И было бы так просто, так ясно, что они на самом глубоком молекулярном уровне, в каждом нанометре дендрита — совершенно идентичные, alike.
И я бежала бы, бежала домой, на рассвете, снегопад слепил бы глаза, стекал бы по раскрасневшимся щекам, и дома, в башенной комнате (у камина), я бы распахнула шкатулку (какая разница) и достала бы парфюмированную бумагу для писем, с розами (и я сумела бы заморозить снежинки, и оборудование наготове: пинцет, термоящики), и в эту же секунду я начала бы письмо:
«То whom it may concern. I do not know how to tell you this. I think I have made a revolutionary finding». [71]
(Это длинное письмо было бы адресовано The Wilson Bentley Society, PO Box 35, Jericho, Vermont (на последней странице в книге, for any information or inquiries [72] ),
71
Тому, кто это прочитает. Я не знаю, как рассказать вам об этом. Кажется, я сделала революционное открытие (англ.).
72
Для запросов информации (англ.).
И она вздрогнула бы, и огонь в камине давно погас, и ей снова холодно. И она дрожала бы от холода, счастливая, над чашкой чая, с розами и золотым кантом, у чая вкус цветов, и она думает только о науке и ее опровержении.
Об ограниченности науки.
Об огромном величии природы.
И, в конце концов, — щеки пылают — о собственном маленьком вкладе, о собственном крошечном месте на бесконечном лоскутном поле науки.
7
Смерть.
Она не была ни мгновенной, ни безболезненной.
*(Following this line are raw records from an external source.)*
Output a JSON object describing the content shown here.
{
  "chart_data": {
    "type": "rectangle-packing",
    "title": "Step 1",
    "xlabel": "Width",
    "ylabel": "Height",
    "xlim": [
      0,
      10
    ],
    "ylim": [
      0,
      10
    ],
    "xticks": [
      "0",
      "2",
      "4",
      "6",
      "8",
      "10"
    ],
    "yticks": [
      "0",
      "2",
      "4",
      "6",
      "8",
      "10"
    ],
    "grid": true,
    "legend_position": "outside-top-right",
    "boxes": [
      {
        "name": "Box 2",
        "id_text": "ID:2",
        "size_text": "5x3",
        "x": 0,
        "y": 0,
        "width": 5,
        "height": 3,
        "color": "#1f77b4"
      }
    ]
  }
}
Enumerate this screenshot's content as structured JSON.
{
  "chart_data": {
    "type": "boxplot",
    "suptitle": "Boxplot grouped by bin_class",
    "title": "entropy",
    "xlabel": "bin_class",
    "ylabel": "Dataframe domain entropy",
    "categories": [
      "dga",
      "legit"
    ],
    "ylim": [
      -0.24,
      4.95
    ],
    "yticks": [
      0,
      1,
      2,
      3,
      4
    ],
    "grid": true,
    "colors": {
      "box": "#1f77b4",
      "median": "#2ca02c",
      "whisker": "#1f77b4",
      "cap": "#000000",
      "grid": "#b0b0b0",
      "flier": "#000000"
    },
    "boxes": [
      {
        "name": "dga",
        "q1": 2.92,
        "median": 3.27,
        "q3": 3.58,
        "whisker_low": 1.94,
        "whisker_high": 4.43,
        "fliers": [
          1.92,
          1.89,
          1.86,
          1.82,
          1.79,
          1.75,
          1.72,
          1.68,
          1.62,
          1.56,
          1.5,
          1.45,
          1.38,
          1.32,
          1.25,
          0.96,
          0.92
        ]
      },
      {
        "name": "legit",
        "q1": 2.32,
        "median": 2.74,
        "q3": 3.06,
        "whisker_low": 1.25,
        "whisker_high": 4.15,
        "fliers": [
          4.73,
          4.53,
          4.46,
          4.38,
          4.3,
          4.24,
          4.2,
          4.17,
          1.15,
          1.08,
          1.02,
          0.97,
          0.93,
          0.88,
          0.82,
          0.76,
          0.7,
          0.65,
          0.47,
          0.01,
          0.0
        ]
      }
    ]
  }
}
Это установили по мелким кровоизлияниям в верхней части тела, где после падения лопнули кровеносные сосуды (что нередко происходит с погибшими от наркотиков). Видимо, он долго боролся: сначала его вырвало, а потом он лежал на полу, пока не наступила смерть.
Ламар сначала не хотел говорить об этом, но Элвис и вправду сидел в туалете, спустив пижамные штаны. У него болел живот. И он упал лицом вниз и, насколько я понимаю, прополз около метра.
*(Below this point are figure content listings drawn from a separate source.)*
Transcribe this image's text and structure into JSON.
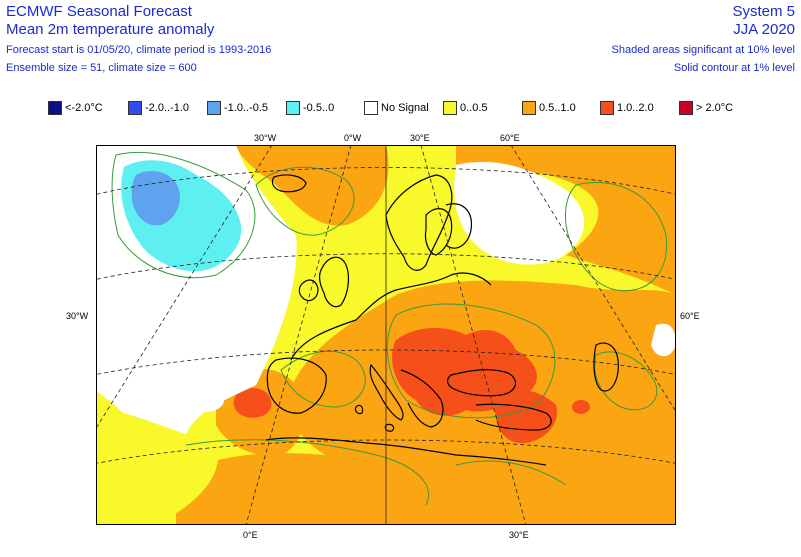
{
  "header": {
    "org_title": "ECMWF Seasonal Forecast",
    "product": "Mean 2m temperature anomaly",
    "forecast_info": "Forecast start is 01/05/20, climate period is 1993-2016",
    "ensemble_info": "Ensemble size = 51, climate size = 600",
    "system": "System 5",
    "season": "JJA 2020",
    "sig_note_1": "Shaded areas significant at 10% level",
    "sig_note_2": "Solid contour at 1% level"
  },
  "legend": [
    {
      "label": "<-2.0°C",
      "color": "#0a0f8a"
    },
    {
      "label": "-2.0..-1.0",
      "color": "#2f4cf0"
    },
    {
      "label": "-1.0..-0.5",
      "color": "#5fa2f0"
    },
    {
      "label": "-0.5..0",
      "color": "#5ef0f0"
    },
    {
      "label": "No Signal",
      "color": "#ffffff"
    },
    {
      "label": "0..0.5",
      "color": "#f8f82a"
    },
    {
      "label": "0.5..1.0",
      "color": "#fba512"
    },
    {
      "label": "1.0..2.0",
      "color": "#f6501a"
    },
    {
      "label": "> 2.0°C",
      "color": "#cc0022"
    }
  ],
  "map": {
    "region": "Europe",
    "axis_labels": {
      "top_30w": "30°W",
      "top_0w": "0°W",
      "top_30e": "30°E",
      "top_60e": "60°E",
      "left_30w": "30°W",
      "right_60e": "60°E",
      "bottom_0e": "0°E",
      "bottom_30e": "30°E"
    },
    "colors": {
      "yellow": "#f8f82a",
      "orange": "#fba512",
      "red": "#f6501a",
      "cyan": "#5ef0f0",
      "lightblue": "#5fa2f0",
      "white": "#ffffff",
      "coast": "#000000",
      "contour": "#3a9a3a",
      "grid": "#222222"
    }
  }
}
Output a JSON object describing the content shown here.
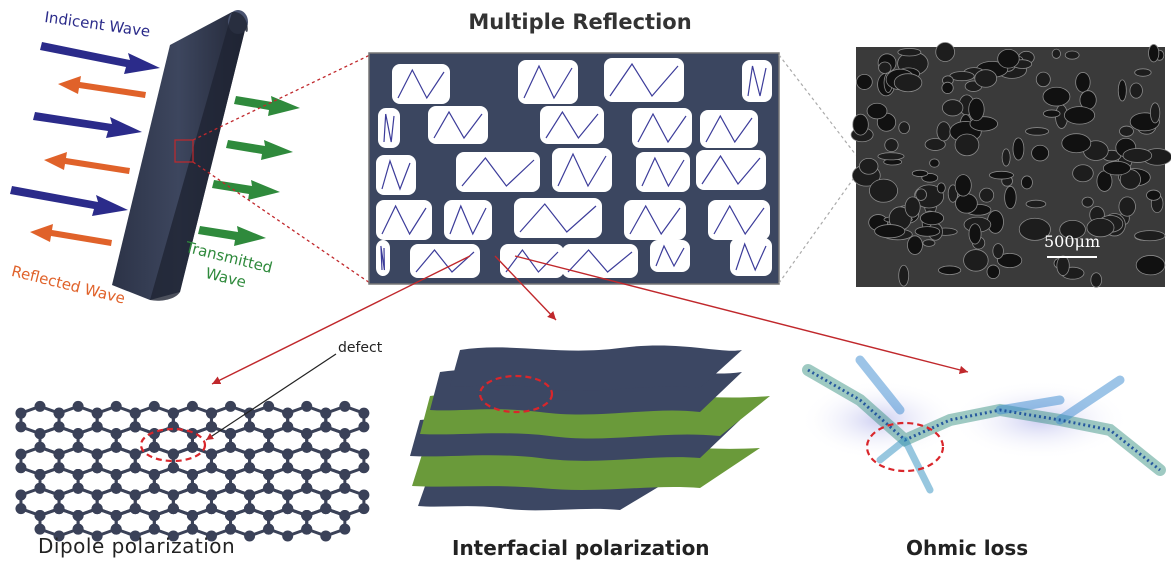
{
  "figure": {
    "title": "Multiple Reflection",
    "wave_labels": {
      "incident": "Indicent Wave",
      "reflected": "Reflected Wave",
      "transmitted_line1": "Transmitted",
      "transmitted_line2": "Wave"
    },
    "defect_label": "defect",
    "scale_bar": "500μm",
    "captions": {
      "dipole": "Dipole polarization",
      "interfacial": "Interfacial polarization",
      "ohmic": "Ohmic loss"
    },
    "colors": {
      "incident": "#2b2b8a",
      "reflected": "#e0622a",
      "transmitted": "#2f8a3c",
      "foam": "#3b4660",
      "sheet_dark": "#3c4763",
      "sheet_green": "#6a9a3a",
      "pointer_line": "#c0282c"
    }
  }
}
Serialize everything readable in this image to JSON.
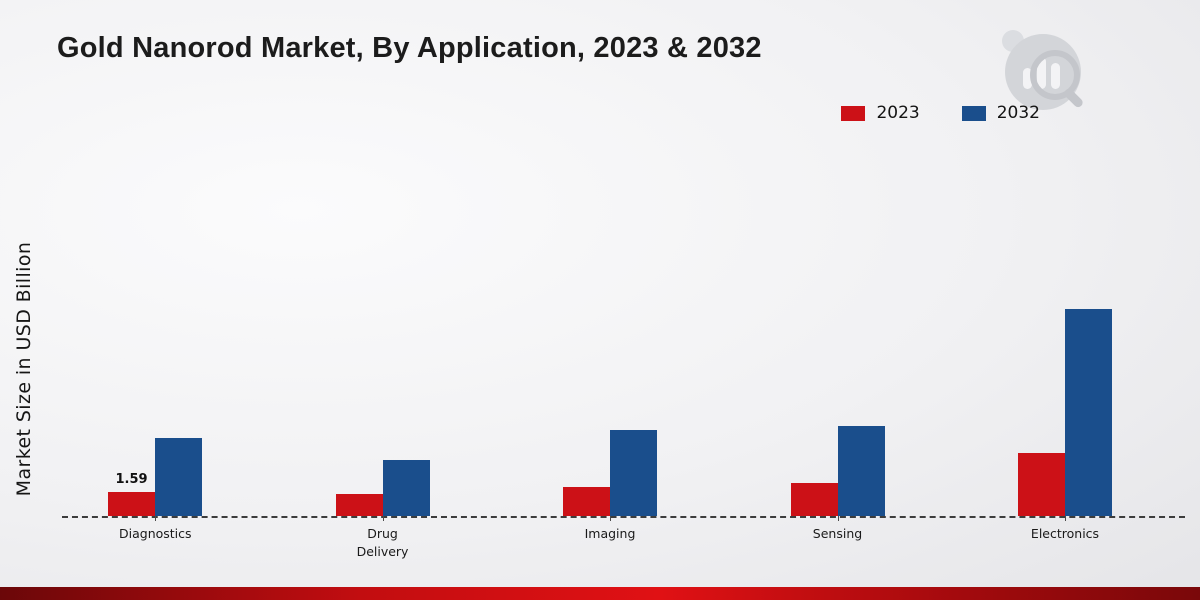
{
  "page": {
    "title": "Gold Nanorod Market, By Application, 2023 & 2032",
    "ylabel": "Market Size in USD Billion"
  },
  "colors": {
    "series_2023": "#cc1117",
    "series_2032": "#1a4e8c",
    "footer_stripe_red": "#c20d10",
    "baseline": "#3c3c3c"
  },
  "chart_data": {
    "type": "bar",
    "title": "Gold Nanorod Market, By Application, 2023 & 2032",
    "ylabel": "Market Size in USD Billion",
    "xlabel": "",
    "categories": [
      "Diagnostics",
      "Drug Delivery",
      "Imaging",
      "Sensing",
      "Electronics"
    ],
    "series": [
      {
        "name": "2023",
        "color": "#cc1117",
        "values": [
          1.59,
          1.45,
          1.9,
          2.2,
          4.2
        ]
      },
      {
        "name": "2032",
        "color": "#1a4e8c",
        "values": [
          5.2,
          3.7,
          5.7,
          6.0,
          13.8
        ]
      }
    ],
    "value_labels": [
      {
        "series": "2023",
        "category": "Diagnostics",
        "text": "1.59"
      }
    ],
    "ylim": [
      0,
      14
    ],
    "grid": false,
    "baseline_style": "dashed",
    "legend_position": "top-right"
  },
  "branding": {
    "logo": "bar-chart-magnifier-logo"
  }
}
Смерть, наконец наступившая — между десятью и одиннадцатью часами утра, — не была ни мгновенной, ни безболезненной.
Наоборот, она могла оказаться довольно долгой.
В доме, где было полно людей.
Смерть.
Может быть, она все-таки стала облегчением. На этой стадии, в этот момент — выход, конец, после падения, попыток ползти, после нескольких часов, проведенных в собственной рвоте.
Так что все они умерли.
Уилсон — от воспаления легких, в полуразрушенном флигеле на ферме.
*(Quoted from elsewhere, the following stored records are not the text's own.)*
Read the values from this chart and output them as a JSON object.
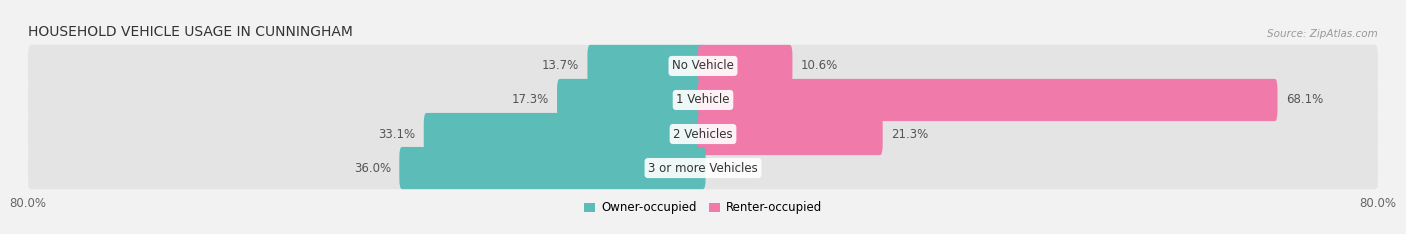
{
  "title": "HOUSEHOLD VEHICLE USAGE IN CUNNINGHAM",
  "source": "Source: ZipAtlas.com",
  "categories": [
    "No Vehicle",
    "1 Vehicle",
    "2 Vehicles",
    "3 or more Vehicles"
  ],
  "owner_values": [
    13.7,
    17.3,
    33.1,
    36.0
  ],
  "renter_values": [
    10.6,
    68.1,
    21.3,
    0.0
  ],
  "owner_color": "#5bbcb8",
  "renter_color": "#f07aaa",
  "owner_label": "Owner-occupied",
  "renter_label": "Renter-occupied",
  "axis_max": 80.0,
  "bg_color": "#f2f2f2",
  "bar_bg_color": "#e4e4e4",
  "title_fontsize": 10,
  "source_fontsize": 7.5,
  "label_fontsize": 8.5,
  "category_fontsize": 8.5,
  "legend_fontsize": 8.5,
  "axis_label_fontsize": 8.5,
  "bar_height": 0.62,
  "bar_spacing": 1.0
}
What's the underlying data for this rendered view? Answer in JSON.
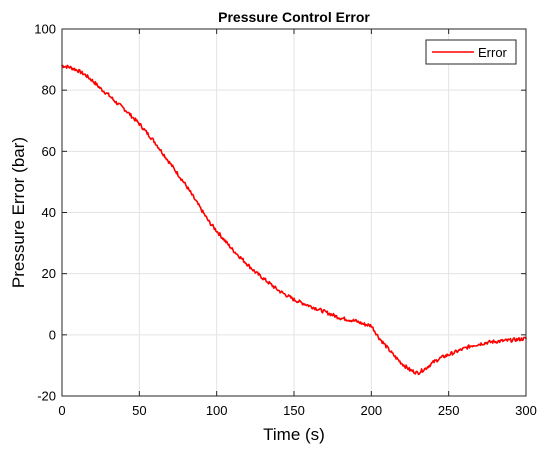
{
  "chart_data": {
    "type": "line",
    "title": "Pressure Control Error",
    "xlabel": "Time (s)",
    "ylabel": "Pressure Error (bar)",
    "xlim": [
      0,
      300
    ],
    "ylim": [
      -20,
      100
    ],
    "xticks": [
      0,
      50,
      100,
      150,
      200,
      250,
      300
    ],
    "yticks": [
      -20,
      0,
      20,
      40,
      60,
      80,
      100
    ],
    "grid": true,
    "legend_position": "top-right",
    "series": [
      {
        "name": "Error",
        "color": "#ff0000",
        "x": [
          0,
          5,
          10,
          15,
          20,
          25,
          30,
          35,
          40,
          45,
          50,
          55,
          60,
          65,
          70,
          75,
          80,
          85,
          90,
          95,
          100,
          105,
          110,
          115,
          120,
          125,
          130,
          135,
          140,
          145,
          150,
          155,
          160,
          165,
          170,
          175,
          180,
          185,
          190,
          195,
          200,
          205,
          210,
          215,
          220,
          225,
          230,
          235,
          240,
          245,
          250,
          255,
          260,
          265,
          270,
          275,
          280,
          285,
          290,
          295,
          300
        ],
        "y": [
          88,
          87.5,
          86.5,
          85,
          83,
          80.5,
          78.5,
          76,
          74,
          71.5,
          69,
          66,
          63,
          59.5,
          56,
          52.5,
          49,
          45,
          41,
          37,
          34,
          31,
          28,
          25.5,
          23,
          20.5,
          18.5,
          16.5,
          14.5,
          13,
          11.5,
          10.5,
          9.5,
          8.5,
          7.5,
          6.5,
          5.5,
          5,
          4.5,
          3.5,
          3,
          -1,
          -4,
          -7,
          -9.5,
          -11.5,
          -12.5,
          -11,
          -9,
          -7.5,
          -6.5,
          -5.5,
          -4.5,
          -3.5,
          -3,
          -2.5,
          -2.2,
          -2,
          -1.8,
          -1.5,
          -1.2
        ]
      }
    ]
  }
}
Иоганн К. — от лихорадки, в Регенсбурге (на пути к старому должнику).
И он.
Элвис.
Если бы я ходила по железным дорогам, куда ходить вовсе нельзя, если бы я шагала по рельсам, балансируя на ходу, если бы находила редкости в английских садах.
Если бы у меня был черный воротник, черные шнурованные высокие ботинки.
Но сейчас — я сажусь, я сижу. Медленно светает.
Птицы просыпаются. Я поднимаюсь со скамейки, серой. Иду домой, по обычным улицам, у дверей домов метут сонные дворники. Рассвет, не очень розовый, тяжел от газов, в редких автомобилях сидят люди с опухшими от усталости глазами, едут в парковочные пещеры. Жирный запах жаровни тяжко висит над этим районом. Лодки с облупившейся краской, утки проснулись и крякают, а я иду домой, сажусь у окна.